Since there is a strong weekly seasonality, we might fit e.g. a simple Holt-Winters exponential smoothing model. This gives us the following sensible-looking forecasts:
Fast-forward 2 weeks and the actuals have come in. They look like this:
For whatever reason (which may be a valid reason based on events on that day), the 7-day seasonality in the historical data was not actually realised on the 2nd Monday during the testing period (indicated by the red cross). In other words, it 'stayed high when it was supposed to be low'. As a result, the forecast for that Monday is way off. Now, suppose that this is just one of hundreds or thousands of forecasts we have produced. Without actually visualising the data, this would just be a 'blip' on the evaluation grid I have been showing (it would definitely show up in the maximum absolute error, but it may be smoothed out in the mean absolute error). By only looking at the grid, who is to say why we're seeing this big error? Is it (a) the 'model's fault' or (b) the 'data's fault'? That is, is our model capacity too high, resulting in a complex model with high variance (e.g. a random forest with only a few deep trees)? Or is it an anomaly in the data? This is not answered by the grid alone. However, by actually visualising the data and forecast, we can safely conclude that the model 'did nothing wrong' and that it is an anomaly in the data.
In fact, the first thing you need to do to understand how your model is performing is to visualise the data and predictions themselves. How easy or difficult this is depends among other things upon the dimensionality of the data you are predicting. Univariate timeseries forecasting or simple linear regression are perhaps the easiest to visualise.
Excel and the BI tools I have tried (PowerBI and Tableau; I can't speak for Qlik) do not meet all the requirements outlined in this post. So I have implemented my own model evaluation solution in Python using the Dash framework by Plotly, which I use to evaluate all my models. In this final section I will demo some of its features.
Screenshot:
There are 2 main parts: The Header and the Grid.
The Header accepts inputs from the user via checkboxes, radio buttons and an editable grid.
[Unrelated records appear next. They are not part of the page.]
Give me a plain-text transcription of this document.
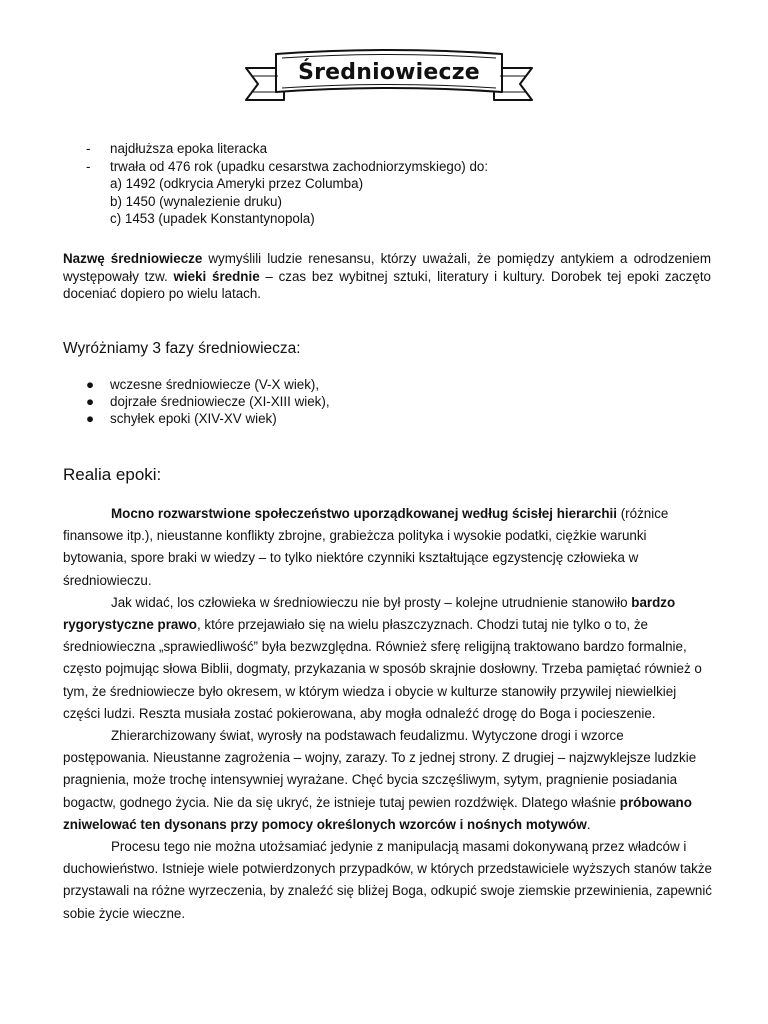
Średniowiecze
- najdłuższa epoka literacka
- trwała od 476 rok (upadku cesarstwa zachodniorzymskiego) do:
a) 1492 (odkrycia Ameryki przez Columba)
b) 1450 (wynalezienie druku)
c) 1453 (upadek Konstantynopola)
Nazwę średniowiecze wymyślili ludzie renesansu, którzy uważali, że pomiędzy antykiem a odrodzeniem występowały tzw. wieki średnie – czas bez wybitnej sztuki, literatury i kultury. Dorobek tej epoki zaczęto doceniać dopiero po wielu latach.
Wyróżniamy 3 fazy średniowiecza:
● wczesne średniowiecze (V-X wiek),
● dojrzałe średniowiecze (XI-XIII wiek),
● schyłek epoki (XIV-XV wiek)
Realia epoki:

Mocno rozwarstwione społeczeństwo uporządkowanej według ścisłej hierarchii (różnice finansowe itp.), nieustanne konflikty zbrojne, grabieżcza polityka i wysokie podatki, ciężkie warunki bytowania, spore braki w wiedzy – to tylko niektóre czynniki kształtujące egzystencję człowieka w średniowieczu.

Jak widać, los człowieka w średniowieczu nie był prosty – kolejne utrudnienie stanowiło bardzo rygorystyczne prawo, które przejawiało się na wielu płaszczyznach. Chodzi tutaj nie tylko o to, że średniowieczna „sprawiedliwość” była bezwzględna. Również sferę religijną traktowano bardzo formalnie, często pojmując słowa Biblii, dogmaty, przykazania w sposób skrajnie dosłowny. Trzeba pamiętać również o tym, że średniowiecze było okresem, w którym wiedza i obycie w kulturze stanowiły przywilej niewielkiej części ludzi. Reszta musiała zostać pokierowana, aby mogła odnaleźć drogę do Boga i pocieszenie.

Zhierarchizowany świat, wyrosły na podstawach feudalizmu. Wytyczone drogi i wzorce postępowania. Nieustanne zagrożenia – wojny, zarazy. To z jednej strony. Z drugiej – najzwyklejsze ludzkie pragnienia, może trochę intensywniej wyrażane. Chęć bycia szczęśliwym, sytym, pragnienie posiadania bogactw, godnego życia. Nie da się ukryć, że istnieje tutaj pewien rozdźwięk. Dlatego właśnie próbowano zniwelować ten dysonans przy pomocy określonych wzorców i nośnych motywów.

Procesu tego nie można utożsamiać jedynie z manipulacją masami dokonywaną przez władców i duchowieństwo. Istnieje wiele potwierdzonych przypadków, w których przedstawiciele wyższych stanów także przystawali na różne wyrzeczenia, by znaleźć się bliżej Boga, odkupić swoje ziemskie przewinienia, zapewnić sobie życie wieczne.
It contains the following:
Below the header is the Grid, which displays the results.
Now, let's have a play around with it.
By default, the Grid shows all models, columns and error-statistic combinations specified in a user-editable configuration file. Let's look instead only at Challengers 2 and 3, group by just K1, look at the delta and winner columns only and remove the maximum errors. Then let's add in a new error statistic: The median absolute error. Finally, we'll add back in the other 2 grouping columns and produce a summary table comparing Challenger 2's performance with that of the benchmark WRT our 3 error statistics.